Until I read this review, I had never even thought about Somali cuisine. Somalia, best known for its vicious civil war and lack of functioning government since 1993, does not figure on most people's culinary maps. If Dubay Caffe is representative of Somali food, however, more people should get out of the Indian-Chinese-Italian rut and try some. Somalian is a very accessible cuisine, seemingly drawing elements from Ethiopian (injera-like bread), Indian (pilau rice, rotis and chapattis), and Italian (spaghetti and tomato sauce) cuisines, in addition to using recognisable ingredients like potatoes and carrots and including little more than a tingle of spicy heat. Nothing too scary, here!
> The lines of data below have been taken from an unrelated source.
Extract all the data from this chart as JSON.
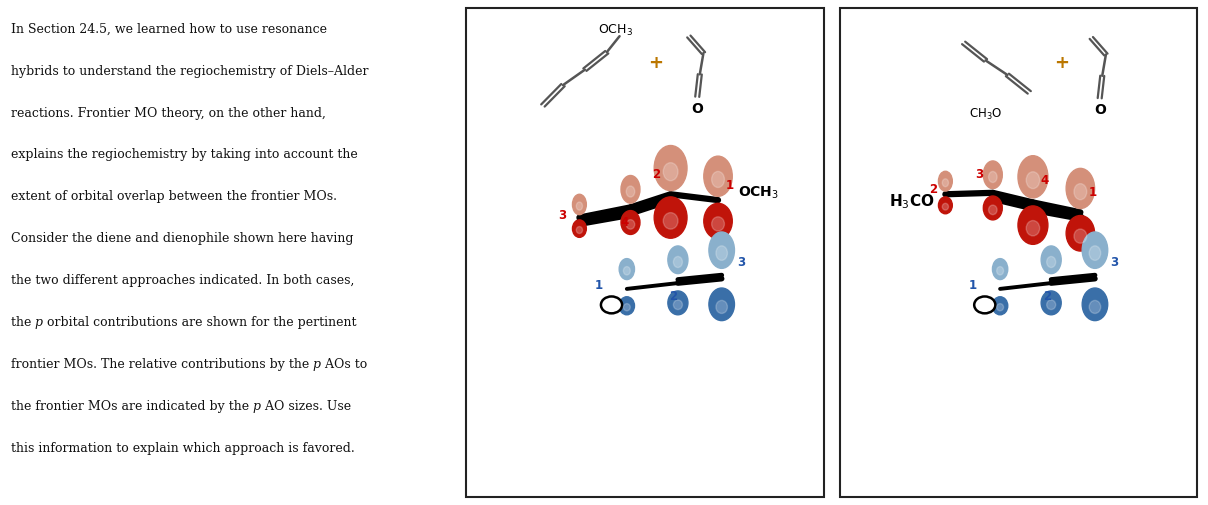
{
  "background": "#ffffff",
  "text_color": "#111111",
  "paragraph_lines": [
    "In Section 24.5, we learned how to use resonance",
    "hybrids to understand the regiochemistry of Diels–Alder",
    "reactions. Frontier MO theory, on the other hand,",
    "explains the regiochemistry by taking into account the",
    "extent of orbital overlap between the frontier MOs.",
    "Consider the diene and dienophile shown here having",
    "the two different approaches indicated. In both cases,",
    "the {p} orbital contributions are shown for the pertinent",
    "frontier MOs. The relative contributions by the {p} AOs to",
    "the frontier MOs are indicated by the {p} AO sizes. Use",
    "this information to explain which approach is favored."
  ],
  "red_dark": "#c0140a",
  "red_light": "#d4907a",
  "blue_dark": "#3a6fa8",
  "blue_light": "#8ab0cc",
  "line_color": "#444444",
  "label_color_red": "#cc0000",
  "label_color_blue": "#2255aa"
}
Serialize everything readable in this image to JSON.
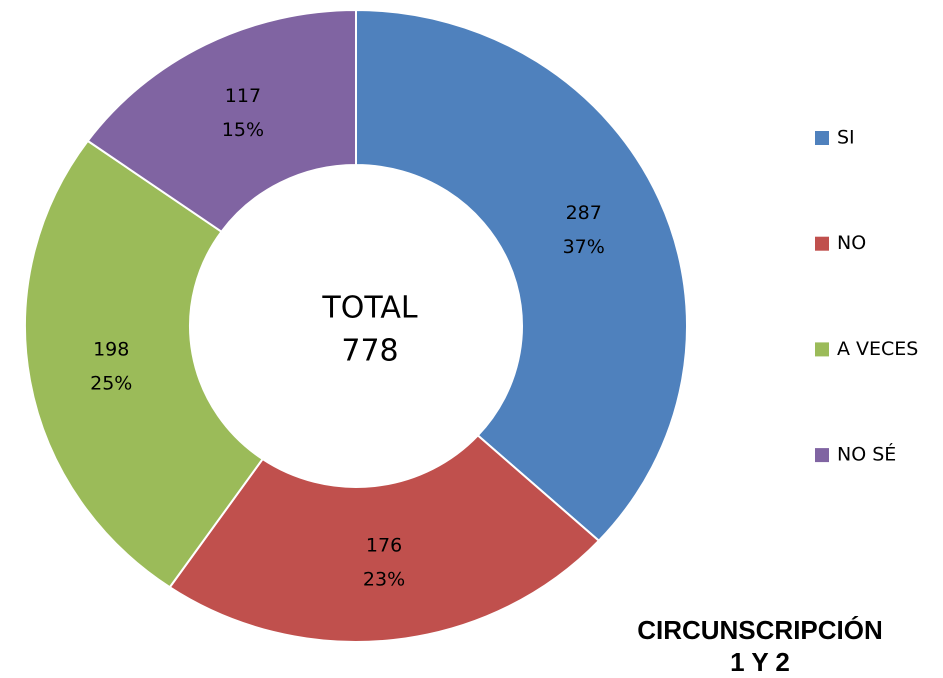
{
  "chart_data": {
    "type": "donut",
    "title": [
      "CIRCUNSCRIPCIÓN",
      "1 Y 2"
    ],
    "categories": [
      "SI",
      "NO",
      "A VECES",
      "NO SÉ"
    ],
    "values": [
      287,
      176,
      198,
      117
    ],
    "percent_labels": [
      "37%",
      "23%",
      "25%",
      "15%"
    ],
    "colors": [
      "#4f81bd",
      "#c0504d",
      "#9bbb59",
      "#8064a2"
    ],
    "center_label": "TOTAL",
    "total": 778,
    "legend": "right"
  }
}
I ordered the rice and chicken and the owner threw in a curry for free. Each of these dishes filled its own take-away container, which is exceedingly good value no matter the cuisine. The chicken came with large chunks of potatoes and strips of carrot, all covered in a dry rub of spices and salt. Although a little too salty, the chicken was moist, the potatoes perfectly cooked, and the carrots retained both their crunch and taste. The free curry was fruity and much less salty than the chicken, containing small pieces of lamb (not too fatty) and large golden pieces of potato that had soaked up all the juices. The rice, unusually, was the stand-out dish featuring cinnamon and cardamom spicing, gloriously sweet slivers of caramelised onion, the occasional golden raisin, and a meaty undertone that lent it depth.
With Dubay Caffe now firmly on my list of new favourite places to eat, I hope to find other Somali cafes and restaurants to experience. After I had eaten Ghanaian for the first time, I wondered whether African food could ever become mainstream in the way that Indian has. If Dubay Caffe is anything to go by, African food should have no trouble.
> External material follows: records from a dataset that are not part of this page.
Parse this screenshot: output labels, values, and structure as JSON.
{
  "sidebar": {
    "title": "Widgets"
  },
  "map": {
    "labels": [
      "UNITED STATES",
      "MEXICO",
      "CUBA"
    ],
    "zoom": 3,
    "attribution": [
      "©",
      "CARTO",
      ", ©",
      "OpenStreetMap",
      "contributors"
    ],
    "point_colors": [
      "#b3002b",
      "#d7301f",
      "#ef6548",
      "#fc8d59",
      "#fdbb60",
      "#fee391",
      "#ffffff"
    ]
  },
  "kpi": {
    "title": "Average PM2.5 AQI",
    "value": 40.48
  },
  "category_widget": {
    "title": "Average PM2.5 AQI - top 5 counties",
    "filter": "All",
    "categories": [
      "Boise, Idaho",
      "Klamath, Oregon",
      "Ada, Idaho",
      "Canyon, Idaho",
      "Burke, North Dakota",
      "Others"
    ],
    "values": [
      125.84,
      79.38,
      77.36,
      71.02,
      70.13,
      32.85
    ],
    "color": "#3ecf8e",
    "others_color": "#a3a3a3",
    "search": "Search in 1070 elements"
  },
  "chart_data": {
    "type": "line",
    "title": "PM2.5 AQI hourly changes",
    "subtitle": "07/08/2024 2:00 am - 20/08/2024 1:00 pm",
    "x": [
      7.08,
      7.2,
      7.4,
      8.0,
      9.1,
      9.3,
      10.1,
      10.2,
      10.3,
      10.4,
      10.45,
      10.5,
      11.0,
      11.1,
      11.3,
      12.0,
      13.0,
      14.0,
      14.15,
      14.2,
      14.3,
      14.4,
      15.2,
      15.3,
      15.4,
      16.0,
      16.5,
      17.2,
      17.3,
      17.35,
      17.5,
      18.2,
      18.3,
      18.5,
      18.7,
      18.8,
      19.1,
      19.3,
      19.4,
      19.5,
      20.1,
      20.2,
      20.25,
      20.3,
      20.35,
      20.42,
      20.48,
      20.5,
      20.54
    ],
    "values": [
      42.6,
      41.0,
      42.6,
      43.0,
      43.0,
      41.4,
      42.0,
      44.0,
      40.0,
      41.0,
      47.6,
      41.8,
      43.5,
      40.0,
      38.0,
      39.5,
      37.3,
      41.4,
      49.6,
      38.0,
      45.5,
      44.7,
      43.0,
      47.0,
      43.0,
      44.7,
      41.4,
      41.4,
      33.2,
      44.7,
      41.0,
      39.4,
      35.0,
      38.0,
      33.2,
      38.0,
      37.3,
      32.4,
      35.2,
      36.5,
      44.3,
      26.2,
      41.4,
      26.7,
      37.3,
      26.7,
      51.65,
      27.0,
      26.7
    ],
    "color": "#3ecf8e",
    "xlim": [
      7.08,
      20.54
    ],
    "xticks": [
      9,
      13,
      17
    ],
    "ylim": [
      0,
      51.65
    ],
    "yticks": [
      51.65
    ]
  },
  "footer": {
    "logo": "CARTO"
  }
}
I work at a school just off Claremont Rd and was inspired by this post to check out Dubay Caffe. I dashed off in lunch break with a fellow teacher but got to an Ethiopian restaurant before we got to Dubay Caffe so decided to go there instead. Annoyingly I can't remember the name but it was a basic type place. The food was lovely however and extremely cheap. In short, various piles of spicy meat plonked on a big, slightly sour but moreish pancake. £4.50 I think. Perfect lunch apart from having to hurry back to school.